The Connecticut Department of Motor Vehicles is a state agency of Connecticut (in the United States) that manages state driver's licenses and vehicle registration. The agency has its headquarters in Wethersfield.

== Commercial Vehicle Safety Division (DMV Police)==
The DMV's Commercial Vehicle Safety Division (CVSD); colloquially known as the "DMV Police" are the state's lead agency for commercial motor vehicle enforcement, a function performed in many other states by a Department of Transportation or state police agency. The division administers the federal Motor Carrier Safety Assistance Program (MCSAP) in Connecticut and is designated by statute to operate the state's commercial weigh stations. Motor vehicle inspectors are certified by the Connecticut Police Officer Standards and Training Council and have powers of arrest.
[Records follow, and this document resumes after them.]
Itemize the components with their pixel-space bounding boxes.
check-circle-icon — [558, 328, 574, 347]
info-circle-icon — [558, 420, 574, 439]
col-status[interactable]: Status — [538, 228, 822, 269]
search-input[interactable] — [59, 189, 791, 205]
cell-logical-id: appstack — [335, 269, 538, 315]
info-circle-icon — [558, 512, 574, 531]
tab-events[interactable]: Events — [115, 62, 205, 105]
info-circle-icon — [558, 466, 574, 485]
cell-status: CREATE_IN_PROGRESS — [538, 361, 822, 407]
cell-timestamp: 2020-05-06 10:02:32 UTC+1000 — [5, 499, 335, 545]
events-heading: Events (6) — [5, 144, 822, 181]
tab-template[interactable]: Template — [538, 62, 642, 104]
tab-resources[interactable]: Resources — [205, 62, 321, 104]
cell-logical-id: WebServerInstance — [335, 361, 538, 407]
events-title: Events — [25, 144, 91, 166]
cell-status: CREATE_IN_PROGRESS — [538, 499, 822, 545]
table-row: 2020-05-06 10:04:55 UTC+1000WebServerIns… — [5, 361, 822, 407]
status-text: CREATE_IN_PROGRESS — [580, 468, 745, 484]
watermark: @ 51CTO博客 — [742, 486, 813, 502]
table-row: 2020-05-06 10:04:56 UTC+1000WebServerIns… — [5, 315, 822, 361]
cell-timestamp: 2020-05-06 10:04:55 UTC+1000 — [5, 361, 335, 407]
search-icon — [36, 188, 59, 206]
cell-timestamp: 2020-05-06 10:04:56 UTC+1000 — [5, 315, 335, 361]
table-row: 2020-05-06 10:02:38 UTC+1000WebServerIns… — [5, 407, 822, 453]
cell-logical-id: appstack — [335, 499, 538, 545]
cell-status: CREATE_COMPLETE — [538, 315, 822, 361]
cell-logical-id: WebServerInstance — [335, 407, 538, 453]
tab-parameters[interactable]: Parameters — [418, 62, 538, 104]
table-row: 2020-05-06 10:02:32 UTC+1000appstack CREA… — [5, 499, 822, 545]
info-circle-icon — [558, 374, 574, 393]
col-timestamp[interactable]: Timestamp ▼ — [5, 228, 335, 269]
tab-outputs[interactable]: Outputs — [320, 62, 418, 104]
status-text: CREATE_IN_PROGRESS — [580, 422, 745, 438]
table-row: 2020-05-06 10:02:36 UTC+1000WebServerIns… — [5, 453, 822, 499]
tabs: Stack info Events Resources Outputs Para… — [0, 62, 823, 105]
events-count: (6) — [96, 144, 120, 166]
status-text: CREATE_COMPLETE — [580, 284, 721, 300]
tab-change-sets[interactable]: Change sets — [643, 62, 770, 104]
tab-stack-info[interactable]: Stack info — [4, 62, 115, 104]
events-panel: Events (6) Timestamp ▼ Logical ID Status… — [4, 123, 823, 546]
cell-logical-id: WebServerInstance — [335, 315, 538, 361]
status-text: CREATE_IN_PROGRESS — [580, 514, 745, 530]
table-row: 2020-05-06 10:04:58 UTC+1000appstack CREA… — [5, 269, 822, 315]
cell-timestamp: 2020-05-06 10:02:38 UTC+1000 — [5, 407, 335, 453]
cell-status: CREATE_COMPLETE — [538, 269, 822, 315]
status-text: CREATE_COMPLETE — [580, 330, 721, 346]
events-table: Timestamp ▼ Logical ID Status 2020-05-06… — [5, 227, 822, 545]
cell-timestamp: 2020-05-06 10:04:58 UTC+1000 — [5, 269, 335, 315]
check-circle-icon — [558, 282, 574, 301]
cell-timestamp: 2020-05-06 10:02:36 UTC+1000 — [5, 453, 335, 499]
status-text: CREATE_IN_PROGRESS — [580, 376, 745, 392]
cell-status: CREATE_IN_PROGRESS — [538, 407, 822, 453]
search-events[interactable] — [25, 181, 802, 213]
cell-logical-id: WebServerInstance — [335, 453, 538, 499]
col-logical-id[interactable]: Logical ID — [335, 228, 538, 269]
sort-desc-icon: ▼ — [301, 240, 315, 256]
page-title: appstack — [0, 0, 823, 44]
The division has statewide arrest authority in motor vehicle matters, and its inspectors are assigned to units covering auto theft, motor carrier enforcement, weigh station operations, student transportation, dealer and repairer enforcement, and criminal investigations.

Enforcement duties include truck safety and size and weight enforcement, school bus inspection, vehicle identification and auto theft investigation, registration enforcement, and traffic law enforcement. The division operates six fixed weight and inspection stations and patrols highways and secondary roads throughout the state.

Under Connecticut General Statutes § 14-163c, the Commissioner of Motor Vehicles may adopt regulations incorporating the Federal Motor Carrier Safety Regulations, and may impose civil penalties for repeat violations.

Inspection authority extends to DMV inspectors as well as state and municipal police officers who have completed federally prescribed training.